Remelli lo incontro il giorno successivo davanti alla sua bottega mentre sta scaricando il furgone pieno di prodotti acquistati al mercato: «Siamo stati contattati dalla redazione di Rai Tre per un inchiesta sulle uova, e abbiamo accettato. Quando rompi un uovo – sottolinea - devi sapere cosa c’è dentro, ovvero il prodotto pastorizzato – uova sgusciate sbattute e trattate termicamente - non lo consente. Per noi è importante la qualità, in quanto ci mettiamo la faccia quando poi siamo davanti al cliente».

Nell’intervista ha dichiarato di aver provato l’uovo pastorizzato, com’è andata? «Male, è stato un esperimento che risale a una quindicina di anni fa e per pochissimo tempo. La differenza era evidente, all’olfatto e anche da un punto di vista organolettico.
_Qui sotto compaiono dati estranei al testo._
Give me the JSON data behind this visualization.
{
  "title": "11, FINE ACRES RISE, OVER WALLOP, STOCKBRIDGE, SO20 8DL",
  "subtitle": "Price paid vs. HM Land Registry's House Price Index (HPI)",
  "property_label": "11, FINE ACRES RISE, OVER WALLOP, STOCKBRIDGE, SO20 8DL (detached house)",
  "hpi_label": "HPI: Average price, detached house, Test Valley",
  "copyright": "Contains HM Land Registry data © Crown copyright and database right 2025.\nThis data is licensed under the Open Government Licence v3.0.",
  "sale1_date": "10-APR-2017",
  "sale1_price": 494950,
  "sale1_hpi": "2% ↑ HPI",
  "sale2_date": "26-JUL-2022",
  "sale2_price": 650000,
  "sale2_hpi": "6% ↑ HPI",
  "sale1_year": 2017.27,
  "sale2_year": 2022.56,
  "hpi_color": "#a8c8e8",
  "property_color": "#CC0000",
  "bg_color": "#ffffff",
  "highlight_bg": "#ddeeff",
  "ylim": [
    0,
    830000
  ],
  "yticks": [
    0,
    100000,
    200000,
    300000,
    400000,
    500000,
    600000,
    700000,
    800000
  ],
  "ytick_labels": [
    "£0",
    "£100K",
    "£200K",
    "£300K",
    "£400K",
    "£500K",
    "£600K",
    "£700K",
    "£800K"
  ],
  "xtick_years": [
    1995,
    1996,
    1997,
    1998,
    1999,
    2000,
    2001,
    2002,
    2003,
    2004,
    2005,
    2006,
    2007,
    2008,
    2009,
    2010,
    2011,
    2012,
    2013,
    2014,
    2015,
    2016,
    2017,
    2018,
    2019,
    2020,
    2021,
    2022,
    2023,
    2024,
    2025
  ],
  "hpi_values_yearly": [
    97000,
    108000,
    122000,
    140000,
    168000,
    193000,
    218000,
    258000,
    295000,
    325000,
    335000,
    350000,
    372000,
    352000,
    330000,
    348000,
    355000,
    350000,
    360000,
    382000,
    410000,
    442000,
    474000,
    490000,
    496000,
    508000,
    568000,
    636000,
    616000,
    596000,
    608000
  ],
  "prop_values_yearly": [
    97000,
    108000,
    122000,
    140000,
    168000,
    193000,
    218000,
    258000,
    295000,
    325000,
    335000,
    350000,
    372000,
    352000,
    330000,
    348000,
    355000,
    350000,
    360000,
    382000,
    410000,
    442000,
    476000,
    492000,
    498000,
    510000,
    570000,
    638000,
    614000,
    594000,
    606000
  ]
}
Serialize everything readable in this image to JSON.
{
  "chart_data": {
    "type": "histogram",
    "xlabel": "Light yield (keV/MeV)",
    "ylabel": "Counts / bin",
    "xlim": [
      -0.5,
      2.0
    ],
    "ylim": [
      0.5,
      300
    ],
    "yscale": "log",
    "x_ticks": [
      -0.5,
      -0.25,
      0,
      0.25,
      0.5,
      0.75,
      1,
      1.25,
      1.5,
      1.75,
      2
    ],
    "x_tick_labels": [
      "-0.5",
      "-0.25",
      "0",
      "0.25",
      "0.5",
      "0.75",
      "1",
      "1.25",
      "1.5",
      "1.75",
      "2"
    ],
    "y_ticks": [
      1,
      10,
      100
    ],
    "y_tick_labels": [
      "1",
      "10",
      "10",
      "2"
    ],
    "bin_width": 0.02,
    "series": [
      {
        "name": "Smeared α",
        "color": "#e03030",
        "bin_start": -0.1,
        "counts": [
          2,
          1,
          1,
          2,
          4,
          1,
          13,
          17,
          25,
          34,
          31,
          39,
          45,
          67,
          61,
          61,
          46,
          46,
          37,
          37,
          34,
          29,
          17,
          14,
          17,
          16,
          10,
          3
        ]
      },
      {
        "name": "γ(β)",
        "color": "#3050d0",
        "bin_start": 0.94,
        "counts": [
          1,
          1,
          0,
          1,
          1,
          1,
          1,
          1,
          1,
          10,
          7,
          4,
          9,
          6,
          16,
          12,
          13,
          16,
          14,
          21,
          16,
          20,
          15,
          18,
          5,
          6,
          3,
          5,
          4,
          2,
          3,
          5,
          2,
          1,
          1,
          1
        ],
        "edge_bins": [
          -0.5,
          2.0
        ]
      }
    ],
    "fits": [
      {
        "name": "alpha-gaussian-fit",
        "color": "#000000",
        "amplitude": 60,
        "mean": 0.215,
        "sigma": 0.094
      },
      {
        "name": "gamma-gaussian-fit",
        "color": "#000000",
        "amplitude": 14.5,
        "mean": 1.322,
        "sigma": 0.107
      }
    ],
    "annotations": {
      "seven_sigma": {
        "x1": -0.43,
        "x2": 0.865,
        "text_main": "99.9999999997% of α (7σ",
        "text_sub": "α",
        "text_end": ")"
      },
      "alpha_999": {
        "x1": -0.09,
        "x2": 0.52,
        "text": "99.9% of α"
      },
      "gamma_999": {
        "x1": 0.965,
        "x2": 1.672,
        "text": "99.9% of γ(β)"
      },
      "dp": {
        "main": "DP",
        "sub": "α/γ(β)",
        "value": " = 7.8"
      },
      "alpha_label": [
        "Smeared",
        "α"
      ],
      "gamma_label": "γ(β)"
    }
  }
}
Abbiamo lasciato perdere». Oggi dove acquista le uova che utilizza nel pastificio? «Da allevamenti del cesenate, soddisfano gli standard del nostro prodotto». Secondo la normativa vigente, le uova del contadino prodotte da galline che razzolano libere sull’aia, non possono essere vendute, ogni produttore deve essere certificato. Unica soluzione avere una nonna o un parente con un pollaio, preferibilmente in un area incontaminata. Missione quasi impossibile.

Remelli mi mostra una confezione di uova prodotte da un allevatore livornese che alleva gli animali all’aperto, il costo è superiore alla media, quanto la garanzia di mangiare un prodotto garantito o, se preferite, sano. La qualità si paga, è un dato oggettivo, spendere di più ripaga? «Assolutamente sì, chi lavora con materie prime certificate che sa da dove provengono, come sono state coltivate nel caso di frutta e verdura, o allevate per uova carni e latticini, è oltre metà dell’opera». Da qualche giorno su latte e latticini è obbligatoria l'etichettatura che riporta luogo di mungitura del latte e di lavorazione del prodotto; favorevole? «Era ora, conoscere con certezza ciò che si acquista e poi si mangia è un diritto del consumatore. Le tasche poi fanno la differenza, ovvero, ci sarà sempre chi vuole risparmiare ma deve essere consapevole dell’incertezza sulla qualità di ciò che acquista».